The idea of you
The idea of you feels like to chew gum, but lose a tooth.
I usually would say you are magical, but that not totally true.
The thoughts of you makes me shiver, if you were the last man on earth, there would be great danger.
But I saw you in my dreams and I began chasing after you as I would in reality.
Why are you yourself in every realm?
You were taking my heart and ripping it apart.
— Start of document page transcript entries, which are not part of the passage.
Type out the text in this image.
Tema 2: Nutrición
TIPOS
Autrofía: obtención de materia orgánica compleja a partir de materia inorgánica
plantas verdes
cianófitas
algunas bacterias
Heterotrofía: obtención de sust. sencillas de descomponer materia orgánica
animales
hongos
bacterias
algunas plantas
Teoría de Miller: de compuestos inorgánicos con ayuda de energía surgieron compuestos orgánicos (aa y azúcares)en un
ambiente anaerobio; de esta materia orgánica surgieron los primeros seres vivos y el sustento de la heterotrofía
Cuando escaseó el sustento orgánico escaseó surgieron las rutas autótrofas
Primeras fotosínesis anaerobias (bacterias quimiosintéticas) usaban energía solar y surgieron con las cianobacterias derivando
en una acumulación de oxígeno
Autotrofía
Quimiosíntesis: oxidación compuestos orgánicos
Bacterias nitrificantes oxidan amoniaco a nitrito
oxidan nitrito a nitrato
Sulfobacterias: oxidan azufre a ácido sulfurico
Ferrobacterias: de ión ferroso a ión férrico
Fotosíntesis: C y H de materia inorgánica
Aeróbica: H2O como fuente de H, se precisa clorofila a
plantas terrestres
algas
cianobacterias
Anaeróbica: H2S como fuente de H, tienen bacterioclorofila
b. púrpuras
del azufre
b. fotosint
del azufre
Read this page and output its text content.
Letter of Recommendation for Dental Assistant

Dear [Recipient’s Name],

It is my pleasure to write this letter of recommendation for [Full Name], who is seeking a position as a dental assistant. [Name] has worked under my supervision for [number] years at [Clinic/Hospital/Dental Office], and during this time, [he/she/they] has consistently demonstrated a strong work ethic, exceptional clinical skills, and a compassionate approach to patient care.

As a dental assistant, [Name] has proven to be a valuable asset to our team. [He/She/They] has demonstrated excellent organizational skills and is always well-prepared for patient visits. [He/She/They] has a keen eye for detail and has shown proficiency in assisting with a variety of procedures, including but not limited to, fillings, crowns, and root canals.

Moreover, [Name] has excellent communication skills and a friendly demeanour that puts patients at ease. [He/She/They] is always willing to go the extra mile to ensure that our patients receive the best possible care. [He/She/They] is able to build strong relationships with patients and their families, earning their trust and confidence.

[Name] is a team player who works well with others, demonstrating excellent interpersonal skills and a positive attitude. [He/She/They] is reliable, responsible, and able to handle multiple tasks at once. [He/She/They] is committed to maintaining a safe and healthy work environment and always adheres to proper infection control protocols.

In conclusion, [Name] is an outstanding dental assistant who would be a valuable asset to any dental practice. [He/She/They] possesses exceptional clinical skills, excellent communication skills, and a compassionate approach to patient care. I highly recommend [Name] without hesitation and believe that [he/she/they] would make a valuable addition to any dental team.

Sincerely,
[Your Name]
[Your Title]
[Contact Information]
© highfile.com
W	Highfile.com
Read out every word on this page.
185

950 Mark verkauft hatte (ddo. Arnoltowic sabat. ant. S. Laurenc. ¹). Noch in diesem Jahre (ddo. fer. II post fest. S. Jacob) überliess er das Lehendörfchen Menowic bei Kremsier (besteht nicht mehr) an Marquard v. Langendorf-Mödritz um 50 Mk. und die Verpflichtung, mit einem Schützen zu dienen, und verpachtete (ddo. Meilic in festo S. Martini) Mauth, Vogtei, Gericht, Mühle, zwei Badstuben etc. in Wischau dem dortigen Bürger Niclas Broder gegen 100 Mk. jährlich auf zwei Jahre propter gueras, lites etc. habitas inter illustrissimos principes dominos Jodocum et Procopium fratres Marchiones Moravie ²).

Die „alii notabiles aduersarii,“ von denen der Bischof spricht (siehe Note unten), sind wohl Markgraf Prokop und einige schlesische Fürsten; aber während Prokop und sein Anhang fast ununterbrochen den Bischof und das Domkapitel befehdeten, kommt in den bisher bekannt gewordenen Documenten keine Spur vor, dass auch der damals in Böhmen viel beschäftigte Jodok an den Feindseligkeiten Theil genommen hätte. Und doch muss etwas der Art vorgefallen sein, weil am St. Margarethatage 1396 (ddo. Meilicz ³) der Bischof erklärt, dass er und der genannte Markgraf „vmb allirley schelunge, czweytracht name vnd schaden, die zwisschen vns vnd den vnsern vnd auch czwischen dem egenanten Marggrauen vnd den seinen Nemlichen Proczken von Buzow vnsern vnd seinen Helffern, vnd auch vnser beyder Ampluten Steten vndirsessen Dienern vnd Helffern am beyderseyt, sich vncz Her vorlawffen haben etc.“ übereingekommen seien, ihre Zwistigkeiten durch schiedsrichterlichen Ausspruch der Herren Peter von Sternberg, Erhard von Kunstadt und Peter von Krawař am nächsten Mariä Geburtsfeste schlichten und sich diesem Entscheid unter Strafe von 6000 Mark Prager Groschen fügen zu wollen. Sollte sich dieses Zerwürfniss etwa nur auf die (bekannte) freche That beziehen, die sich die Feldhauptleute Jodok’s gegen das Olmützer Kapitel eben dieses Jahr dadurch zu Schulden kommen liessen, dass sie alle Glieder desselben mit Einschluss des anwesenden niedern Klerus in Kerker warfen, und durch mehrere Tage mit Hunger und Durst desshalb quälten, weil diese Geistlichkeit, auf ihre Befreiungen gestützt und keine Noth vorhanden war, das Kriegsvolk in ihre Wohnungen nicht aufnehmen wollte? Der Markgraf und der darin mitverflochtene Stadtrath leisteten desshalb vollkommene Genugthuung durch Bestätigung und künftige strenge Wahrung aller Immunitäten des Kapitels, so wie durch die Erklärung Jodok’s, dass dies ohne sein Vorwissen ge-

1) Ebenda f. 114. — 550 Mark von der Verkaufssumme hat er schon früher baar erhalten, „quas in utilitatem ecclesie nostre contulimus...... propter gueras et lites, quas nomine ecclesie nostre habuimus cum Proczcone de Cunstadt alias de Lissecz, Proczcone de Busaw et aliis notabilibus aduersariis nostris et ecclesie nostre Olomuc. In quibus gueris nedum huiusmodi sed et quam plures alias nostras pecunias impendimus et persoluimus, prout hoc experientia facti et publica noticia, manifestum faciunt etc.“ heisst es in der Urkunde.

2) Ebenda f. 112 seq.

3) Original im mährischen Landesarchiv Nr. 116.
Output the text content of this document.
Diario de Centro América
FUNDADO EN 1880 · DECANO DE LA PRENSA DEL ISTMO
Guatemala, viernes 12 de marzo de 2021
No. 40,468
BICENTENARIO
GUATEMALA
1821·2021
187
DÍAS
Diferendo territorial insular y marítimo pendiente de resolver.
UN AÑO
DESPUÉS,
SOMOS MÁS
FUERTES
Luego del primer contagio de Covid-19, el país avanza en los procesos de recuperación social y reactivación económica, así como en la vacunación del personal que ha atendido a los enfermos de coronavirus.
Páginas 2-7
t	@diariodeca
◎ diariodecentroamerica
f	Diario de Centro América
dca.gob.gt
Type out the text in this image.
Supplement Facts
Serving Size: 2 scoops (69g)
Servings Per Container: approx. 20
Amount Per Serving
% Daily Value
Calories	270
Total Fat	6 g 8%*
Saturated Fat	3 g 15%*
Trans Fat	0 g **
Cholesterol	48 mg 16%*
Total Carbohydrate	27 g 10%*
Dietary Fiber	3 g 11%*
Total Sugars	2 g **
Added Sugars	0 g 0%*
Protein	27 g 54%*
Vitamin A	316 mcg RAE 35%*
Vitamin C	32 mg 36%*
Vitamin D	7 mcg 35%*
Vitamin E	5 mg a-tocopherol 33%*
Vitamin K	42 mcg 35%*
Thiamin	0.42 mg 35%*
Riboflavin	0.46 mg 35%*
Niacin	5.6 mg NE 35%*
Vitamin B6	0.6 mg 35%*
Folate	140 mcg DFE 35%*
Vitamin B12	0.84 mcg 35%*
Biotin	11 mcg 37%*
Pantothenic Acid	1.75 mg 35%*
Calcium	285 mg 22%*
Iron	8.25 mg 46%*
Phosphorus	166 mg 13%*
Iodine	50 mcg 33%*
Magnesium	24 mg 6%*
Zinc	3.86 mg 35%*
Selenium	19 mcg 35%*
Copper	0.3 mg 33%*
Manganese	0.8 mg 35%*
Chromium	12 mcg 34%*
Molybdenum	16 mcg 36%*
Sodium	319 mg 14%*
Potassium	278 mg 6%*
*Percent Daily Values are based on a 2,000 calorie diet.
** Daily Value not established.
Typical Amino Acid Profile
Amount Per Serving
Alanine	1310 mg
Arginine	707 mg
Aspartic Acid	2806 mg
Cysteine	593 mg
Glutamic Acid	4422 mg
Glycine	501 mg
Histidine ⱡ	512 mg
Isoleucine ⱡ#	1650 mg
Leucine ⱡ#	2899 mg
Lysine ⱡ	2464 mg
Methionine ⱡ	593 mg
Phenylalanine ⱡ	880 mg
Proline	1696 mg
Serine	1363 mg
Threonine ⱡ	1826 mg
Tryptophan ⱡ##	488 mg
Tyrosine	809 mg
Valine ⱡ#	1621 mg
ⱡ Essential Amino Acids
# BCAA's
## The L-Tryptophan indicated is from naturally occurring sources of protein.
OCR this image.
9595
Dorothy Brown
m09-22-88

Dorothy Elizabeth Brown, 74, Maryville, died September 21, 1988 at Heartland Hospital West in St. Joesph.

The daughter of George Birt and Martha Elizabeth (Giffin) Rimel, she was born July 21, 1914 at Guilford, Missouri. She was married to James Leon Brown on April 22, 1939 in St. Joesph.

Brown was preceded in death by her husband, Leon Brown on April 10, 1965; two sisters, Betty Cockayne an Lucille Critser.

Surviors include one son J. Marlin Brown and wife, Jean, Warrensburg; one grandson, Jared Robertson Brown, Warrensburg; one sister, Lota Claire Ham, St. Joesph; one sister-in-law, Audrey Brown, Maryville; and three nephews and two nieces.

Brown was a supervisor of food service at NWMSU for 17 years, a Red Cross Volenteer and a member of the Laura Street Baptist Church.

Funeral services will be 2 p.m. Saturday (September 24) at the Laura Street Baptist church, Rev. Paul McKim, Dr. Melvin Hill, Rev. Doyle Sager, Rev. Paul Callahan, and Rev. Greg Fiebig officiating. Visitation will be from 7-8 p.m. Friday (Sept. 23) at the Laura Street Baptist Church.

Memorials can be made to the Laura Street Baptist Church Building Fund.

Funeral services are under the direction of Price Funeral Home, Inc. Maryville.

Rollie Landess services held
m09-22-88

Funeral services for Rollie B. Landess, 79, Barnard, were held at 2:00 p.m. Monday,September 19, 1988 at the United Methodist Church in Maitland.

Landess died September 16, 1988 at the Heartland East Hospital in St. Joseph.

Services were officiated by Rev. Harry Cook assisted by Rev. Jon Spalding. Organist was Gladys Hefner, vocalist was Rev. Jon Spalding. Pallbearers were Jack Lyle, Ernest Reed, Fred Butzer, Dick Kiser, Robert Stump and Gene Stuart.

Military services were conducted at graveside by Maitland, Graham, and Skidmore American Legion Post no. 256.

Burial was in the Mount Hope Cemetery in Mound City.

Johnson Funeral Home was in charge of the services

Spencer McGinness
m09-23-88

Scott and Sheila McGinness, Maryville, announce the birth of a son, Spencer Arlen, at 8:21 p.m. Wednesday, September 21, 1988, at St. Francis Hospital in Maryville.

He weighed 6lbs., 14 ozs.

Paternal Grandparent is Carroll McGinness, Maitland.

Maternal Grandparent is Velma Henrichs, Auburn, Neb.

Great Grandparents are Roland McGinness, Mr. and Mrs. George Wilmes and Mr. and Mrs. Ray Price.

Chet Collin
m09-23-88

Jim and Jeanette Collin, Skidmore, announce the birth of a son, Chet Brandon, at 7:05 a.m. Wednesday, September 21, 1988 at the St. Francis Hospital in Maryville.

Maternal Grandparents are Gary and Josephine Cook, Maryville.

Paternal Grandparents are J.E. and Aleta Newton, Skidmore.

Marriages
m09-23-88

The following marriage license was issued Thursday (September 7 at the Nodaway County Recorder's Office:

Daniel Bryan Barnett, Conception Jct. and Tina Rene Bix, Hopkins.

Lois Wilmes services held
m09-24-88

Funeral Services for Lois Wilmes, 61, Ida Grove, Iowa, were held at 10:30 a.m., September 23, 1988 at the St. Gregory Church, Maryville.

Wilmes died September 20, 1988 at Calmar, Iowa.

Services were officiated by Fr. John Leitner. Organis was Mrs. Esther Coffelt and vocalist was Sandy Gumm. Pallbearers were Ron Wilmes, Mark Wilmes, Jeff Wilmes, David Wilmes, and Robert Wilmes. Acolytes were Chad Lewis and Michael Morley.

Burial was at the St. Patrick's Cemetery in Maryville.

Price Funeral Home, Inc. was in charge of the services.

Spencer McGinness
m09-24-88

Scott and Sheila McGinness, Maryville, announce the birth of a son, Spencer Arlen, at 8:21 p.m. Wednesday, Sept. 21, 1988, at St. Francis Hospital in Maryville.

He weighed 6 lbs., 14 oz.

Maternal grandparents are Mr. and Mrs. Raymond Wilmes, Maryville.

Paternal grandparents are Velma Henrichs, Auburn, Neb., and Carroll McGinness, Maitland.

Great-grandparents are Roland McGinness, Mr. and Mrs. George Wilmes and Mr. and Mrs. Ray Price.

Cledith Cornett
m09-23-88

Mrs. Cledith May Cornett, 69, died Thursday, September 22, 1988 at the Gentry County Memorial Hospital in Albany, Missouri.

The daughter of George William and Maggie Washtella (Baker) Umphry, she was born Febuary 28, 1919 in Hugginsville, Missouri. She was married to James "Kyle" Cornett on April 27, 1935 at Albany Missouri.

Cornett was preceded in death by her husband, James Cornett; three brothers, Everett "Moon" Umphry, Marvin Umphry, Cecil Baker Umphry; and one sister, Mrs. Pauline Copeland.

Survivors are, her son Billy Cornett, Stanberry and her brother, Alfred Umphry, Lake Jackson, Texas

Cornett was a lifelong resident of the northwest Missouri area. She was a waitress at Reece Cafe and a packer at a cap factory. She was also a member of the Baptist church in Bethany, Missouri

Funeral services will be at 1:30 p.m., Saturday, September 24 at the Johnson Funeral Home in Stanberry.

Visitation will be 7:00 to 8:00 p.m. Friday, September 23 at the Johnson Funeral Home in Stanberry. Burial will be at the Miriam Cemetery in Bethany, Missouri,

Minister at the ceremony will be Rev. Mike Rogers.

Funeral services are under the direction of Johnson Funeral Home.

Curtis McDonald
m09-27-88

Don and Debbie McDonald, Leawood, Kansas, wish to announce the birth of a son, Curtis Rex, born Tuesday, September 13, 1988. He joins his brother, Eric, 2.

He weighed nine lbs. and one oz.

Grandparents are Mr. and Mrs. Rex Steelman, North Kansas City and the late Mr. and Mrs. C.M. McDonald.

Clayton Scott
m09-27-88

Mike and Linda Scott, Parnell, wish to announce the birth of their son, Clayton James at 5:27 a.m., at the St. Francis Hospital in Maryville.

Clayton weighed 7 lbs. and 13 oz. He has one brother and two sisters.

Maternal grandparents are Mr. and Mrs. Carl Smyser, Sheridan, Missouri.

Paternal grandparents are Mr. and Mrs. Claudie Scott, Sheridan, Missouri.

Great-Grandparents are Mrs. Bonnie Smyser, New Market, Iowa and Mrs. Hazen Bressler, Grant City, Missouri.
Such a shame, even my dreams you broke me.
And I think that *undid* me, you were supposed to be for me..
I won’t get over it; the thoughts of the fact that my heart bleeds in your hands and you don’t have a name for what we shared or the times I made you laugh.
But somehow, I am believing you need more time, because I don’t believe in half baked man.
You look like a different kind, but this could just be the whispers of emotions.
You might be like everyone else I rare mention.
Even in my dreams, I was chasing after you, trying to make us real, but I forgot you never would.
You have the tale, not just that which would make us magically tamed.
When I think about you, my heart beat becomes pale.
And I think the idea of you is just vain, because in all honesty, love to you probably has no name.
Even in my dreams, when my hair falls perfectly behind, you still never stay behind.
And I would have said - “what manner of man rips a soul apart”, but I am certain you would never find words to describe the man that you are.
And I think that I understand, vividly, why you don’t know what path.
It feels as though you don’t know who you are and to you, to give your heart is an extreme exercise, similar to martial arts.
So, you could remain an idea.
Because really, you are the perfect idea.